A friend's son was recently a handsome groomsman in his friend's wedding. It was an out of state, destination style event at an upscale ski resort. It wasn't ski season but rather a gorgeous setting of brilliant fall colors in the mountains of Colorado. Jason was in awe of the whole production and it was fun to get in on all the photos, selfies, and marco polos he sent home. The amenities were over the top. Even a dinner for guests 2 days before the wedding included a live band. The groom was reportedly an average guy whose good fortune was to marry a pretty gal WITH a good fortune.
Jason enjoyed his few days among the rich and famous. When recounting the amazing details, he couldn't help but lament what the wedding had cost HIM. When average Joe first announced his engagement, his buddies were happy and honored to be asked to be groomsmen. A destination wedding? That was a stretch for most of them, but they decided en masse to support their good friend and make it happen. Jason saved and took the opportunity to make the wedding event a much needed vacation. All was well until the sweet rich bride sent the guys her specs for their wedding attire. It was a relief that they weren't asked to rent tuxes. The bride had selected kaki pants, a nice shirt, and wool vest. Easy peasy until the guys discovered the pants and shirt were to be ordered from a high-end east coast menswear store with price tags of $120 and $90 respectively. Jason had never spent $90 on a shirt in his northwestern casual life and didn't intend to for someone else's wedding. The groomsmen all felt much the same way and thought they might be able to substitute a J.C.Penney version. Said rich bride was not amused. Fortunately the groom had volunteered to pick up the tab for the $300 vests. In the end everyone complied with the assigned wedding suit and everyone looked great and had a great time. No hard feelings but some of the guys said they would certainly keep that in mind for their own future weddings.

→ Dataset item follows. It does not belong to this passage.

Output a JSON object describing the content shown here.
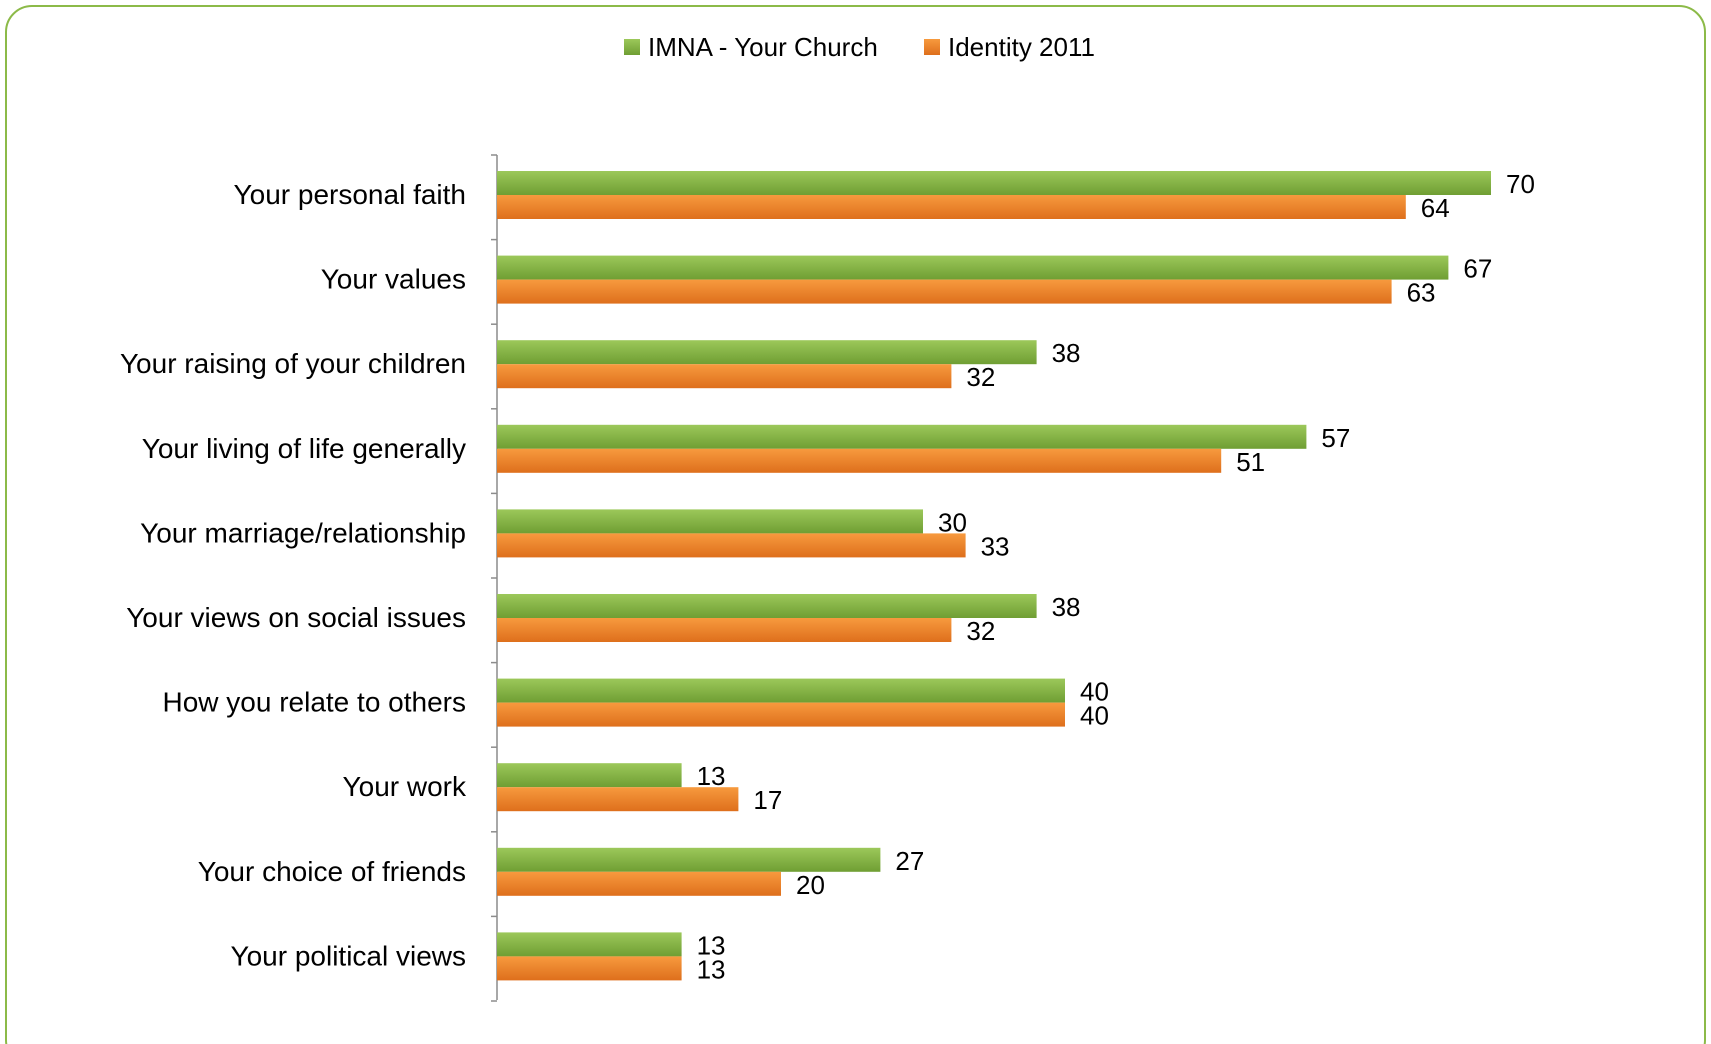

It's an age-old problem but most often we hear the murmurings from the bridesmaids who have to shell out big bucks for some formal dress they probably will never have occasion to wear again. Every so often a letter to Dear Abby is from a bride's friend who is considering backing out of the wedding party because the price tag is not in the budget. In this modern day there is no firm wedding etiquette telling us how to remedy this dilemma. There certainly is nothing to prevent the bride and groom from offering to pay for the tux rentals or dresses, or at least offering an allowance to each participant for their required attire. When Tom and I got married 10 years ago we actually purchased suits (on sale!) for the guys and street length dresses (on sale!) for the gals. Of course we were the mom and dad and the guys and gals were our kids but we recognized that not everyone was in a place where they could shell out $$ for clothes, especially having travel expenses as well.
When shopping for an over the top bridesmaid dress, the bride-to-be should consider how she might feel if the situation was reversed. Jason and friends actually found a shirt that matched in style and color that was much less expensive, but the brand name was very important to the bride. She honestly didn't understand what the problem was, but maybe the average Joe groom should have stepped up to quietly defend his friends and find a compromise. My common sense suggestion is simply that engaged couples be mindful of not only their own wedding budget, but mindful and considerate of the financial requirement that will be placed on their friends to be part of the wedding.